I ran hard and fast despite my bare feet. The rocks on the ground cut and bruised me but I felt nothing. When the sun rose and a man stared at me as I ran past, I became aware of how blood-spattered my nightclothes were. I came finally to the road marked Refuge, and I understood why it was so smooth. The nature of Refuge is you are never prepared for when you will have to seek it. You might not be wearing shoes.

There were others on that road, some walking because they were old and infirm, but many were running, all trying to get there as soon as possible. I came upon a grizzled man driving a cart and weeping. He had run over someone in an accident. His cart was full of the blameless guilty but they made room for me. Their faces, like mine, were dirty and ashamed. Some huddled under blankets and robes despite the hot sun. Their eyes squinted and darted at the horizon, looking for those who might come after them. They jumped at every sound. We moved northward through a crusted over desert mostly in silence.

Another woman, younger than me, kept turning around to look behind us and exclaiming in a language that I did not understand. She would be turned away by the council of elders, because she was from a neighboring kingdom at war with our own, and the elders saw no reason to invite an attack on our city by sheltering one of their criminals. We later learned that when she returned to her village she was stoned to death.

Before nightfall we could see the limestone walls of the city of refuge, the setting sun turning them from ochre to cadmium red. Once we got through the gates we were led to the room of waiting to be judged. In the room were more of us. A boy of eleven or so came about and recorded our answers to his questions. I listened to the replies of everyone, and when he came to me, I was already prepared:

“I am Yehudit B’nee Shmuel. Nineteen. From Eilat. I was a farmer. I killed my husband.” The little boy wrote my answers down officiously in shorthand and then informed me that if granted refuge I would be provided work and a home, and moved to the next person.

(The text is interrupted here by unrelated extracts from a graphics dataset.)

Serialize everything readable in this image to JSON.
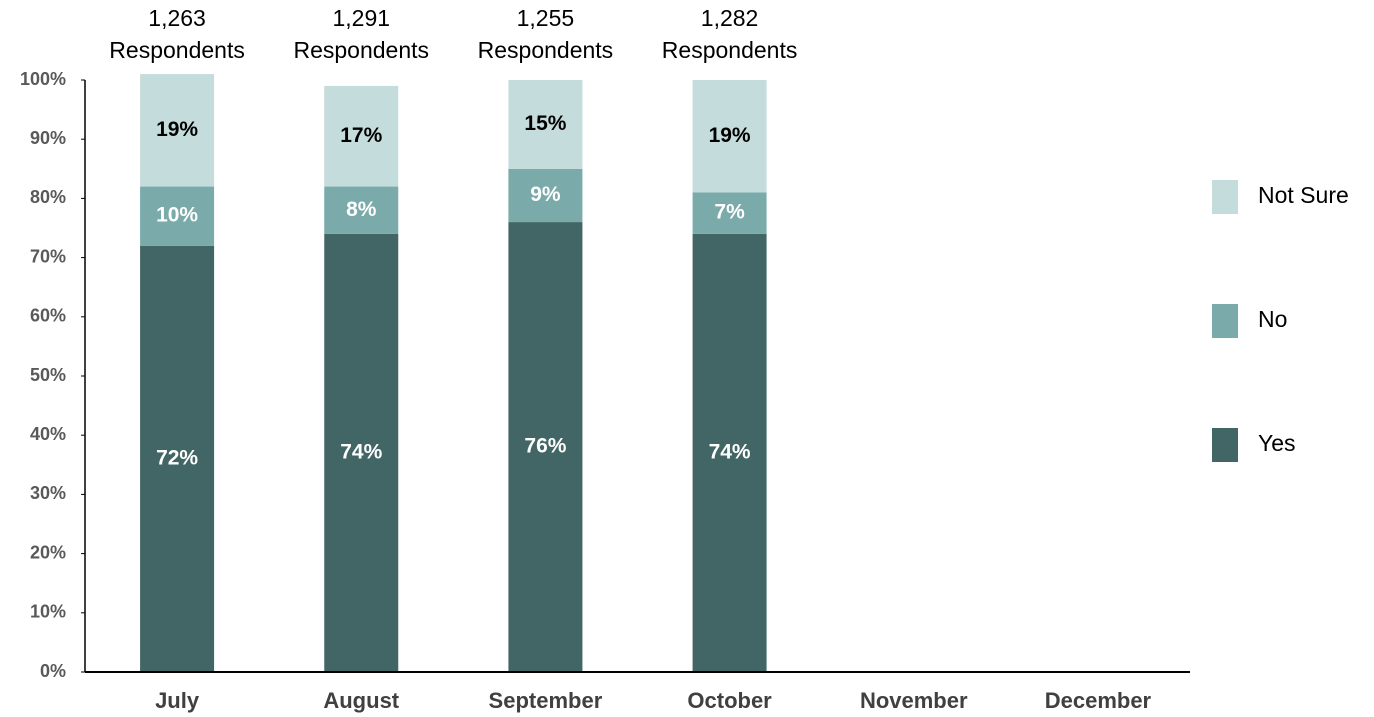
{
  "chart_data": {
    "type": "stacked_bar",
    "categories": [
      "July",
      "August",
      "September",
      "October",
      "November",
      "December"
    ],
    "respondent_counts": [
      "1,263",
      "1,291",
      "1,255",
      "1,282"
    ],
    "respondent_unit": "Respondents",
    "series": [
      {
        "name": "Yes",
        "color": "#426665",
        "label_color": "#ffffff",
        "values": [
          72,
          74,
          76,
          74,
          null,
          null
        ],
        "value_labels": [
          "72%",
          "74%",
          "76%",
          "74%",
          null,
          null
        ]
      },
      {
        "name": "No",
        "color": "#7aaaaa",
        "label_color": "#ffffff",
        "values": [
          10,
          8,
          9,
          7,
          null,
          null
        ],
        "value_labels": [
          "10%",
          "8%",
          "9%",
          "7%",
          null,
          null
        ]
      },
      {
        "name": "Not Sure",
        "color": "#c5dcdc",
        "label_color": "#000000",
        "values": [
          19,
          17,
          15,
          19,
          null,
          null
        ],
        "value_labels": [
          "19%",
          "17%",
          "15%",
          "19%",
          null,
          null
        ]
      }
    ],
    "ylim": [
      0,
      100
    ],
    "yticks": [
      {
        "value": 0,
        "label": "0%"
      },
      {
        "value": 10,
        "label": "10%"
      },
      {
        "value": 20,
        "label": "20%"
      },
      {
        "value": 30,
        "label": "30%"
      },
      {
        "value": 40,
        "label": "40%"
      },
      {
        "value": 50,
        "label": "50%"
      },
      {
        "value": 60,
        "label": "60%"
      },
      {
        "value": 70,
        "label": "70%"
      },
      {
        "value": 80,
        "label": "80%"
      },
      {
        "value": 90,
        "label": "90%"
      },
      {
        "value": 100,
        "label": "100%"
      }
    ],
    "grid": false,
    "legend": "right"
  }
}
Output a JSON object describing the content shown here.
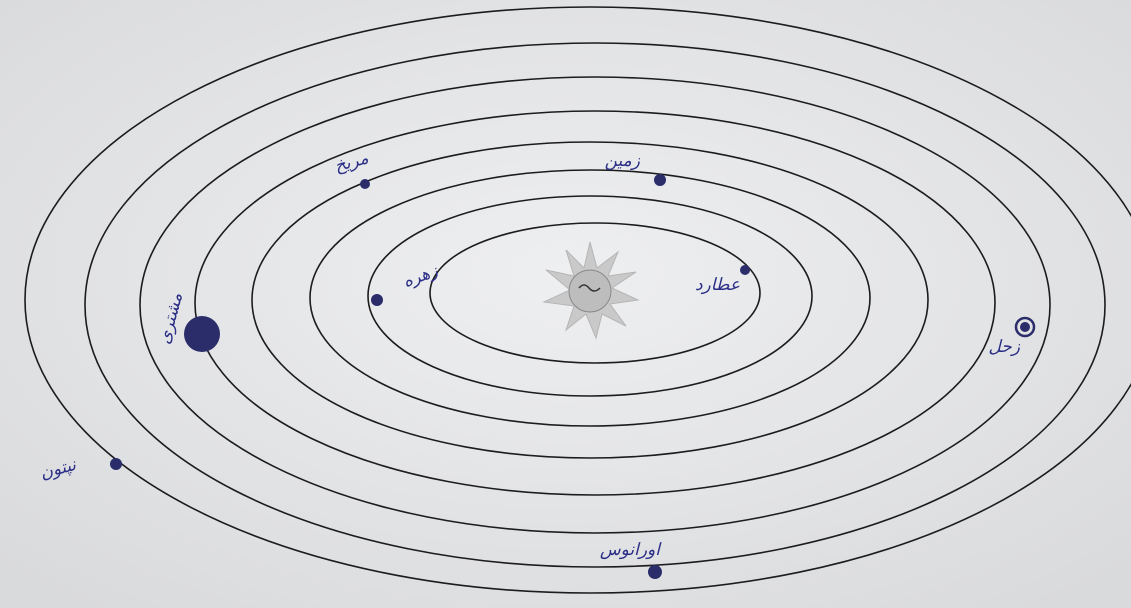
{
  "planets": [
    {
      "label": "عطارد"
    },
    {
      "label": "زهره"
    },
    {
      "label": "زمین"
    },
    {
      "label": "مریخ"
    },
    {
      "label": "مشتری"
    },
    {
      "label": "زحل"
    },
    {
      "label": "اورانوس"
    },
    {
      "label": "نپتون"
    }
  ]
}
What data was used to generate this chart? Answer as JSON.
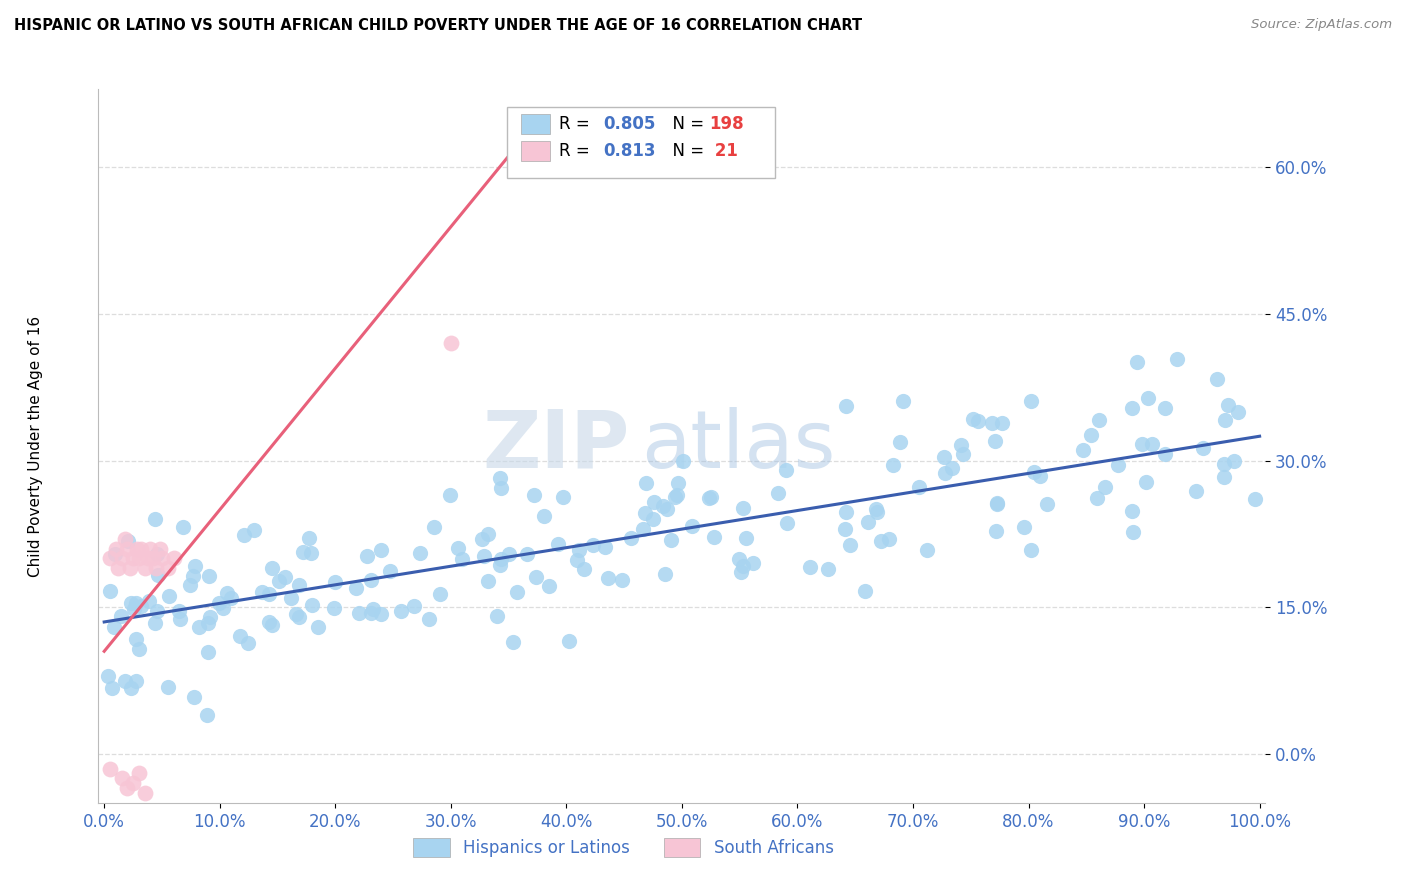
{
  "title": "HISPANIC OR LATINO VS SOUTH AFRICAN CHILD POVERTY UNDER THE AGE OF 16 CORRELATION CHART",
  "source": "Source: ZipAtlas.com",
  "ylabel": "Child Poverty Under the Age of 16",
  "xlabel": "",
  "xlim": [
    -0.005,
    1.005
  ],
  "ylim": [
    -0.05,
    0.68
  ],
  "xticks": [
    0.0,
    0.1,
    0.2,
    0.3,
    0.4,
    0.5,
    0.6,
    0.7,
    0.8,
    0.9,
    1.0
  ],
  "yticks": [
    0.0,
    0.15,
    0.3,
    0.45,
    0.6
  ],
  "ytick_labels": [
    "0.0%",
    "15.0%",
    "30.0%",
    "45.0%",
    "60.0%"
  ],
  "xtick_labels": [
    "0.0%",
    "10.0%",
    "20.0%",
    "30.0%",
    "40.0%",
    "50.0%",
    "60.0%",
    "70.0%",
    "80.0%",
    "90.0%",
    "100.0%"
  ],
  "blue_R": "0.805",
  "blue_N": "198",
  "pink_R": "0.813",
  "pink_N": "21",
  "blue_color": "#A8D4F0",
  "pink_color": "#F7C5D5",
  "blue_line_color": "#3A5DAE",
  "pink_line_color": "#E8607A",
  "legend_label_blue": "Hispanics or Latinos",
  "legend_label_pink": "South Africans",
  "watermark_zip": "ZIP",
  "watermark_atlas": "atlas",
  "bg_color": "#FFFFFF",
  "grid_color": "#DDDDDD",
  "blue_line_x0": 0.0,
  "blue_line_y0": 0.135,
  "blue_line_x1": 1.0,
  "blue_line_y1": 0.325,
  "pink_line_x0": 0.0,
  "pink_line_y0": 0.105,
  "pink_line_x1": 0.38,
  "pink_line_y1": 0.655
}
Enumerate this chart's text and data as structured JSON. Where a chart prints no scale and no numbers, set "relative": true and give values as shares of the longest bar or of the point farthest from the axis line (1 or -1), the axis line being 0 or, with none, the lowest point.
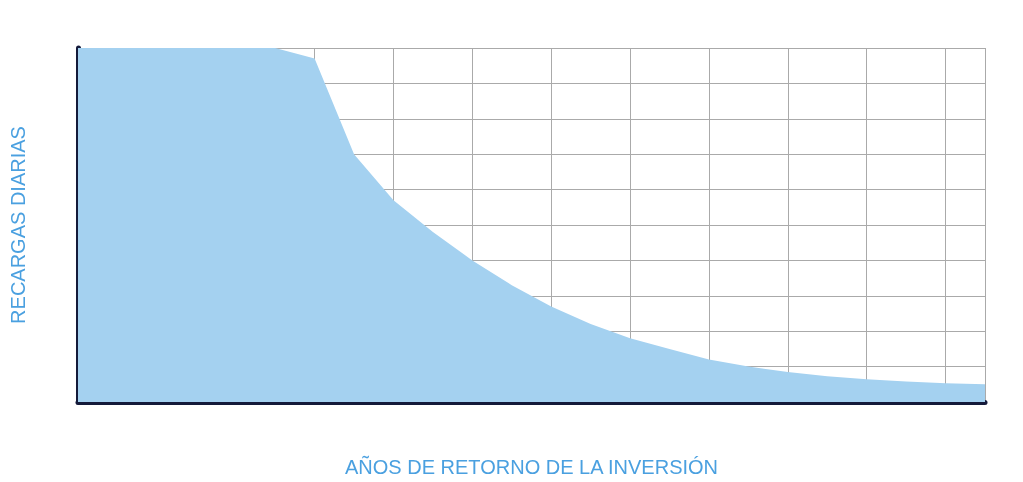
{
  "chart_data": {
    "type": "area",
    "relative": true,
    "xlabel": "AÑOS DE RETORNO DE LA INVERSIÓN",
    "ylabel": "RECARGAS DIARIAS",
    "grid": true,
    "color": "#a4d1f0",
    "categories": [
      null,
      null,
      null,
      null,
      null,
      null,
      null,
      null,
      null,
      null,
      null,
      null,
      null,
      null,
      null,
      null,
      null,
      null,
      null,
      null,
      null,
      null,
      null,
      null
    ],
    "values": [
      1,
      1,
      1,
      1,
      1,
      1,
      0.97,
      0.7,
      0.57,
      0.48,
      0.4,
      0.33,
      0.27,
      0.22,
      0.18,
      0.15,
      0.12,
      0.1,
      0.085,
      0.073,
      0.064,
      0.058,
      0.053,
      0.05
    ]
  }
}
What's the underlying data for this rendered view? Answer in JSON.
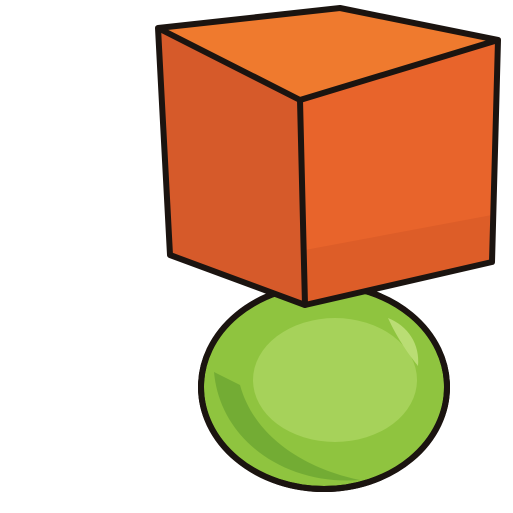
{
  "scene": {
    "background": "#ffffff",
    "outline_color": "#1b1410",
    "cube": {
      "name": "cube",
      "front_color": "#e8642b",
      "left_color": "#d65a2a",
      "top_color": "#ef7a2e",
      "shade_color": "#c94f22"
    },
    "sphere": {
      "name": "sphere",
      "base_color": "#8fc43f",
      "shade_color": "#6fa832",
      "highlight_color": "#bfe07a",
      "core_color": "#a6d25a"
    }
  }
}
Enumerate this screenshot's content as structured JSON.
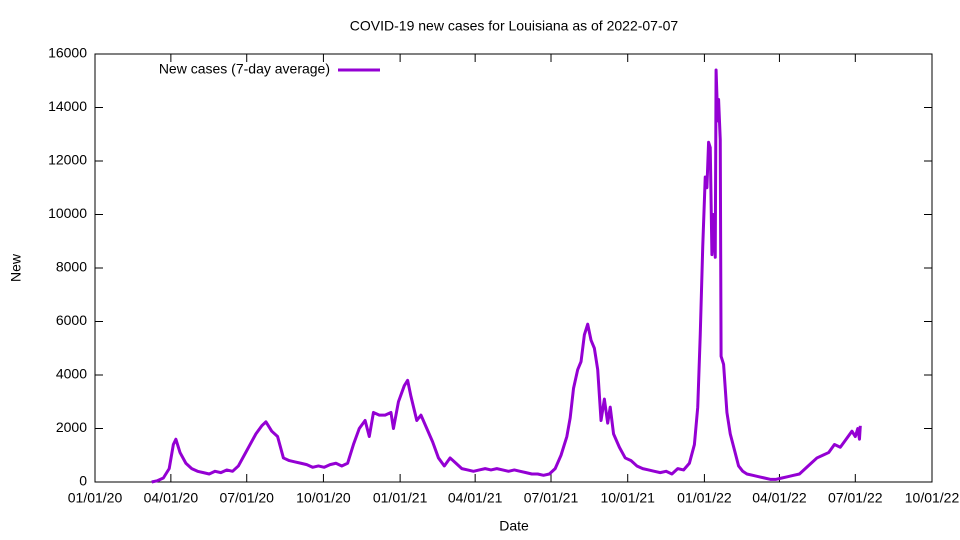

Other than the boy and his questions, the room was mostly silent. I would grow accustomed to this. We are all reflecting in this city. It’s a city of looking backwards.

Later a little girl brought about bread and tea. Night fell. The boy shook me awake a few hours later and told me it was time for my case to be heard.


I can remember very well the first time I saw Lev. It was at market day and he had come to sell a pig and buy a goat to clear some land he had just received upon the death of his neighbor. Death for him was fortunate, until it was not. His eyes split a seam in my heart that I did not know was there. I was shy but he was not. He discovered where I lived and to my father made his intentions known while I watched through a crack in the door. My father sighed and said that we had nothing to give him. Lev smiled and said it meant nothing. He had already had a wife, who had died in childbirth, as had the child. He was rich from that dowry but full of sorrow.

Two weeks later he returned with figs and dates and olives and I went with him to his village. I would never see my father again. I wonder if he knows what I have done. He must have heard by now.


Men look at me in the store. Some of them find reasons to come back again and again, pretending to have forgotten something. Others are more reserved. I prefer them.

My new neighbor taught me how to make preserves out of gooseberries and I spend my evenings doing that. I sell the gooseberry preserves in the store. Sometimes, when the light is golden and children come in, I think that I want to take care of something. Silence returns when they leave, and I finger the jars of preserves, and I get a chill. I’m still getting used to the cold.